Dank u”, glimlacht het Hollandse meisje naar de winkelierster. “God zal het u vergoeden.” Daarop neemt ze haar boodschappen en maakt ze aanstalten om weg te gaan. “Ja maar, zo niet!” roept de winkelierster. “Eerst betalen!” Het meisje schenkt haar een nog engelachtiger glimlach. “We hebben honger, mevrouw”, zegt ze terwijl ze naar de jongen en het meisje naast haar wijst. “God zei ons hier binnen te gaan omdat hier iemand voor ons zou zorgen.” De middenstandster kraakt een Vlaamse vloek. “Jullie zijn profiteurs”, sakkert ze. Ik, net achttien en nog maar pas alleenwonend in Gent, sta deze scène met een mengeling van verwondering en medelijden te bekijken. “Laat maar, mevrouw,” zeg ik, “ik zal wel voor hen betalen.” “Dank u”, zegt het meisje bij het buitengaan. “Zouden we misschien de nacht bij u kunnen doorbrengen?” Waarom niet? Het zijn vriendelijke tijden en ik heb plaats genoeg. Na het avondeten vragen ze me of ik met hen wil bidden. “Nee,” bedank ik hen, “ik doe dat al een hele tijd niet meer.” Ze dringen niet aan. De volgende morgen, na het ontbijt, nodigen ze me opnieuw uit voor een gebedsstonde. Ik sla de uitnodiging weer af. Ze geven me daarop een nieuwe bijbel en vertrekken, zonder iets te hebben gestolen.

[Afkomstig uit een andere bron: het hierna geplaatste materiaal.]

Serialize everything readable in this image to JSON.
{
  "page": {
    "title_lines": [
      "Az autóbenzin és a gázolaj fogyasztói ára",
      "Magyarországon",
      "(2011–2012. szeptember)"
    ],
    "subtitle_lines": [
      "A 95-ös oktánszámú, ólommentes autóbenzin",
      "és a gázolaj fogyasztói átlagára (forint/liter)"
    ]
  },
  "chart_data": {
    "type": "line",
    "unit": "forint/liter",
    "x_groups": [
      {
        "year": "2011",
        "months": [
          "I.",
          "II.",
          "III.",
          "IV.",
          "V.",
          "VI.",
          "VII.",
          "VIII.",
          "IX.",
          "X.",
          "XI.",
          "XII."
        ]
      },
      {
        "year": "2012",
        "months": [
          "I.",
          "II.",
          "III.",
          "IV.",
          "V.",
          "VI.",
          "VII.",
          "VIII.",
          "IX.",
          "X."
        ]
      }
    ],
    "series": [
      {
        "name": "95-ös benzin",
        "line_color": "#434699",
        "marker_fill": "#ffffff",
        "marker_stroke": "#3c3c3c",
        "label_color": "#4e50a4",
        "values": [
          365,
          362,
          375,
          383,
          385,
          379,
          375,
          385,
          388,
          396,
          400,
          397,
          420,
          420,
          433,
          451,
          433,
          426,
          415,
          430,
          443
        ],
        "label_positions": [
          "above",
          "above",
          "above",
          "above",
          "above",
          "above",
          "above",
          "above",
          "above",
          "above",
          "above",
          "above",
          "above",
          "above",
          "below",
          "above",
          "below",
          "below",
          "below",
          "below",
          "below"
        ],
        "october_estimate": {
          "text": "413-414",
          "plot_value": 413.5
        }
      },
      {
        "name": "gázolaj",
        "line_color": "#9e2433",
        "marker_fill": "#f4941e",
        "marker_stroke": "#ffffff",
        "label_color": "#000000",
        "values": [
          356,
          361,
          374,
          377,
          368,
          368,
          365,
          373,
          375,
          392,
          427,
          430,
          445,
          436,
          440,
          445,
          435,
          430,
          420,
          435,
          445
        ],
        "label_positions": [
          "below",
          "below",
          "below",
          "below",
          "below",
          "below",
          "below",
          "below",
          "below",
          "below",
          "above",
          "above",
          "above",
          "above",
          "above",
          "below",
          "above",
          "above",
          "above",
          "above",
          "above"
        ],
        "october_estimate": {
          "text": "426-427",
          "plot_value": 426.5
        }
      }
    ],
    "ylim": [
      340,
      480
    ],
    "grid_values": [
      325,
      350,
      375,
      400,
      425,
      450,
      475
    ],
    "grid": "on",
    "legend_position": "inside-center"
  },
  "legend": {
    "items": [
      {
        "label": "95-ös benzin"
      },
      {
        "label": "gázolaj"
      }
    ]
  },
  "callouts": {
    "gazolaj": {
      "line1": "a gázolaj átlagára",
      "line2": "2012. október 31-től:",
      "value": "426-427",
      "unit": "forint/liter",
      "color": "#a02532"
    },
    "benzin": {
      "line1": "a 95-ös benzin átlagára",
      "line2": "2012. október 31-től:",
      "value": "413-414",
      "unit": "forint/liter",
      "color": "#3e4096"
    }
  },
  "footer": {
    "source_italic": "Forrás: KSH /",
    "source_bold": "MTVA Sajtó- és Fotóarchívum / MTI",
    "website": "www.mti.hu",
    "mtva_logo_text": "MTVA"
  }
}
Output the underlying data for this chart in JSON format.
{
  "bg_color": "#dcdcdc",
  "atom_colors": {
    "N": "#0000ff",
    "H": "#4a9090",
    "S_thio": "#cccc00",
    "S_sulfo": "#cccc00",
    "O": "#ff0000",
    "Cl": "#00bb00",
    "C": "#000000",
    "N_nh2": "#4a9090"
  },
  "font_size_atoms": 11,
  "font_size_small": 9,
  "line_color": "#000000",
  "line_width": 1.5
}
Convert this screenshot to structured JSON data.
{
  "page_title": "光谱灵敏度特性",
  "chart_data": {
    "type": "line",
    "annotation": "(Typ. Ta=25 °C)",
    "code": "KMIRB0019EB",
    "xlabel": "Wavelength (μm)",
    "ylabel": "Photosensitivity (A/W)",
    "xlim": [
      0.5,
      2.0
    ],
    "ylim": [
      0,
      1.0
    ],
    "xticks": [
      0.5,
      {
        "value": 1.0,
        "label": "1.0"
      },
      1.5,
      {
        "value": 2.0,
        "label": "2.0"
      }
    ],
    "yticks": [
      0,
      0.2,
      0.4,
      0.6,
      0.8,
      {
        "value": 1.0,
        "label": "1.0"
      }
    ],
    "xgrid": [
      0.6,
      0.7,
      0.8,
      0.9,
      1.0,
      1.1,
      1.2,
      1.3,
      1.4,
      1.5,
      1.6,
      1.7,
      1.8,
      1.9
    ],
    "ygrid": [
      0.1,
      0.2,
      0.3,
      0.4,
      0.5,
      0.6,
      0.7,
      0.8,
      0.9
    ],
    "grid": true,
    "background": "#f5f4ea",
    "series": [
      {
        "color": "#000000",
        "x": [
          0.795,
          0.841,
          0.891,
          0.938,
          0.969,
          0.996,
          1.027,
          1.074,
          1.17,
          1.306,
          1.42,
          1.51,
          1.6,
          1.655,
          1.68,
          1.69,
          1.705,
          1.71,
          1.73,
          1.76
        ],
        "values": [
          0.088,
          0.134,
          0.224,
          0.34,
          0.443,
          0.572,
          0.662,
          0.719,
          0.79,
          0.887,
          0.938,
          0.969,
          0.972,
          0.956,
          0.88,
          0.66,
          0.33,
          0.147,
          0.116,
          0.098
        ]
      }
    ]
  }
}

Fast forward nu. Het is halfnegen ’s morgens. Ik zit op het afgeladen veer van Staten Island naar Manhattan. Een man, die ik ken van zien, komt met een beduimelde bijbel in de hand naar me toe. “Good morning,” zegt hij op zalvende toon, “hebt u vanmorgen gebeden?” “Hebt u vanmorgen gevreeën?” vraag ik op dezelfde toon. De man schrikt. “Hoe kunt u zoiets vragen?” stamelt hij. “Uw vraag is even persoonlijk als de mijne”, zeg ik geïrriteerd. “Mijn punt is dat ik niet wil lastiggevallen worden met uw soort vragen.” De gebedscontroleur zal me in de komende jaren geen blik meer gunnen.

Wat is er met het tolerante meisje uit de eerste scène gebeurd? Niets in feite, behalve dat het ondertussen al een hele tijd in Amerika woont waar het om de haverklap op straat en via de media wordt lastiggevallen door fanatieke, arrogante missionarissen.

Nergens ben je veilig. Vanmorgen bijvoorbeeld ben ik aan het fietsen op de boardwalk, een heerlijke plaats langs de zee zonder autoverkeer. Er zijn veel wandelaars. Het is een hete zondagmorgen. Een meisje loopt bijna onder mijn wiel. In plaats van zich te verontschuldigen, zegt ze met een slepend Texaans-accent: “Mag ik u uitnodigen voor een glas koel water en een gebed?” “No, I’m a happy atheist”, zeg ik wat geschrokken van de bijna-botsing. Ik zie nu pas dat het meisje een rode schort aan heeft waar Prayer Station op staat en dat er nog wel vijftien andere roodbeschorte religieuze clowns de schaarsgeklede menigte lastigvallen. Drie anderen zitten achter een tafel met een koelbox, bekertjes en stapels brochures. Achter hen hangt een rood spandoek waar eveneens Prayer Station op staat. Ik rijd wijselijk door.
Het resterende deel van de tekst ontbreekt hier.